You see, some time in the late 1950's, Currado's father, the late, great jazz pianist Sordello Malaspina was struck with what today we might euphemistically call a "penile dysfunction." Blessed with a beautiful and devoted wife - Currado's dear mother Evelyn - Sordello made a solemn, catholic vow never to betray her with another woman lest he forfeit his near magical command over his music.


Like a character out of Marquez, no sooner had the oath been made that Evelyn ceremoniously proclaimed in front of a congregation of family members assembled to celebrate the baptism of Currado's younger brother Marcel, that heretofore she would sanctify her commitment to the Lord Jesus Christ by entering into a convent!

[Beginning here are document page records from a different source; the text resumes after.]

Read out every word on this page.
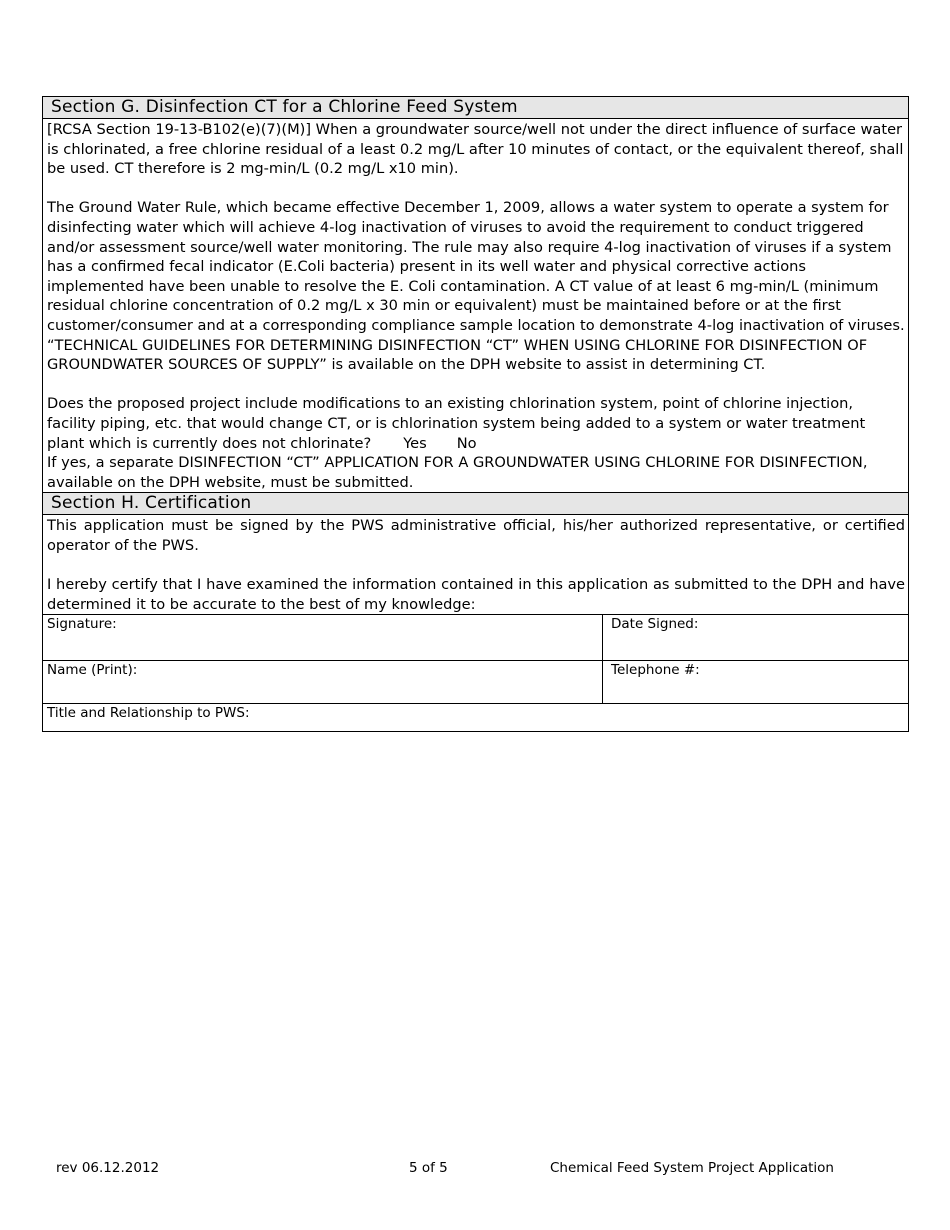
Section G. Disinfection CT for a Chlorine Feed System

[RCSA Section 19-13-B102(e)(7)(M)] When a groundwater source/well not under the direct influence of surface water is chlorinated, a free chlorine residual of a least 0.2 mg/L after 10 minutes of contact, or the equivalent thereof, shall be used. CT therefore is 2 mg-min/L (0.2 mg/L x10 min).

The Ground Water Rule, which became effective December 1, 2009, allows a water system to operate a system for disinfecting water which will achieve 4-log inactivation of viruses to avoid the requirement to conduct triggered and/or assessment source/well water monitoring. The rule may also require 4-log inactivation of viruses if a system has a confirmed fecal indicator (E.Coli bacteria) present in its well water and physical corrective actions implemented have been unable to resolve the E. Coli contamination. A CT value of at least 6 mg-min/L (minimum residual chlorine concentration of 0.2 mg/L x 30 min or equivalent) must be maintained before or at the first customer/consumer and at a corresponding compliance sample location to demonstrate 4-log inactivation of viruses. “TECHNICAL GUIDELINES FOR DETERMINING DISINFECTION “CT” WHEN USING CHLORINE FOR DISINFECTION OF GROUNDWATER SOURCES OF SUPPLY” is available on the DPH website to assist in determining CT.

Does the proposed project include modifications to an existing chlorination system, point of chlorine injection, facility piping, etc. that would change CT, or is chlorination system being added to a system or water treatment plant which is currently does not chlorinate? Yes No

If yes, a separate DISINFECTION “CT” APPLICATION FOR A GROUNDWATER USING CHLORINE FOR DISINFECTION, available on the DPH website, must be submitted.

Section H. Certification

This application must be signed by the PWS administrative official, his/her authorized representative, or certified operator of the PWS.

I hereby certify that I have examined the information contained in this application as submitted to the DPH and have determined it to be accurate to the best of my knowledge:

Signature:	Date Signed:
Name (Print):	Telephone #:
Title and Relationship to PWS:
rev 06.12.2012	5 of 5	Chemical Feed System Project Application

From that day on, or so legend has it, Sordello went irreversibly limp.

Such tragedy could have easily been privately laid to rest had not Currado's brother Marcel unearthed a curious document found in the family grenier.

It turns out that Sordello, in a desperate chaste attempt to prod his uninspired prick back to life compiled what might be referred to today as a sex manual. Lushly illustrated (one must assume by Sordello himself) and annotated with titles, notes and detailed instructions, this awkward little volume presumably did nothing to emancipate the pianist's penis. 






  As a comic coda to this tragic tale it turns out that Malaspina's lovely wife Cecile confided to her spouse mere minutes after their nuptial vows that she was a full-on lesbian and had not the slightest intention of ever sharing his bed.

As Tacitus remarked many centuries ago, "Alas how what befalls the elders is visited upon their progeny with an even greater vengance."

Or as we say here in the States: "What comes up must go down."